Альберто пишет фразу сбивчивым, неспокойным почерком; полдюжины голов заглядывают через плечо. Он останавливается, поднимает голову, карандаш – и читает. Одни его хвалят, другие отпускают замечания, на которые ему начхать. Он пишет дальше, все смелей. Грубые слова сменяются великолепными эротическими образами, но события все те же.

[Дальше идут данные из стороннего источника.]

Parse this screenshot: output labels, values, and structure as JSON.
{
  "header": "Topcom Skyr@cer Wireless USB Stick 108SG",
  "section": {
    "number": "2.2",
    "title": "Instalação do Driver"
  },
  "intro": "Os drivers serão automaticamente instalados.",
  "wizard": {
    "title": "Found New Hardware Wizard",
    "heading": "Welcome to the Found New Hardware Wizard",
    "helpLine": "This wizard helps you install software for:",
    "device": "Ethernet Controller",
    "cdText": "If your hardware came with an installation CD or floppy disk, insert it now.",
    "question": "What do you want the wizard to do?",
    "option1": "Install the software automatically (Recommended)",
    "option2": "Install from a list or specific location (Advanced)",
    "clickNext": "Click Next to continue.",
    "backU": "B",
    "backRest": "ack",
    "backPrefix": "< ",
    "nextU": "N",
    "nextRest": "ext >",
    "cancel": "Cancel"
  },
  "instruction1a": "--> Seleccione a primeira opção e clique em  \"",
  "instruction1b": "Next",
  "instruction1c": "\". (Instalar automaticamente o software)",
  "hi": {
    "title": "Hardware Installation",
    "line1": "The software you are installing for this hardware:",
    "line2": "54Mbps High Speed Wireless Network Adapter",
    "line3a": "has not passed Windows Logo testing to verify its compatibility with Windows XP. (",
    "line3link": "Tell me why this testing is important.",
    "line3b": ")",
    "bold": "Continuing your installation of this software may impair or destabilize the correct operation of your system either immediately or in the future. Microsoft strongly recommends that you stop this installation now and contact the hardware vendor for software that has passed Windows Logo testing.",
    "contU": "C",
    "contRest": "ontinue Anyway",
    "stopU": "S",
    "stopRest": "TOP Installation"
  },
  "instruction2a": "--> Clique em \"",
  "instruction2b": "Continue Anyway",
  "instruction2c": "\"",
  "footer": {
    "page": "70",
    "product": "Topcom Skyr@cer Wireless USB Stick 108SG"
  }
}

Просмотрев десять тетрадочных листов, исписанных с обеих сторон, и внеся поправки, Альберто, охваченный внезапным вдохновением, объявляет заглавие: «Пороки плоти», – и громко, торжествующе читает свое творение. Кадеты слушают с уважением и смеются где следует. Потом все аплодируют, обнимают его. Кто-то говорит: «Да ты писатель!» – «Да, – вторят остальные, – писатель!» «А позже, когда мы мылись, ко мне подошел Питон, состроил таинственную рожу и сказал: «Напиши мне такую же, я куплю». Молодец, цыпочка, ты мой первый заказчик, век тебя не забуду, а я сказал: «Пятьдесят сентаво страница», ты ругался, да ничего не поделаешь, и вот тогда-то я и правда ушел из квартала, из настоящего Мирафлореса, и стал писателем – ничего подрабатывал, хоть и обжуливали».
Воскресенье, середина июня. Альберто сидит на траве и смотрит на кадетов, гуляющих с родными по плацу. В нескольких метрах сидит кадет, тоже с третьего, но из другого взвода. Он держит письмо и, озабоченно хмурясь, снова и снова читает его. «Дневальный?» – спрашивает Альберто. Тот кивает и показывает красную повязку с буквой «Д». «Хуже, чем без увольнительной», – говорит Альберто. «Да», – говорит кадет. А потом мы пошли в шестой взвод, и легли, и курили «Инку», и он мне сказал: «Я из Икитос, а отец меня сюда упек, потому что я влюбился в девицу из плохой семьи, – и показал мне ее карточку и сказал: – Как выпустят, женюсь», а мать в тот же день перестала краситься, и носить драгоценности, и ходить к подругам, и играть в карты, и каждую субботу я думаю: «Она еще постарела».
– Разонравилась? – спрашивает Альберто. – Чего ты так кисло про нее говоришь?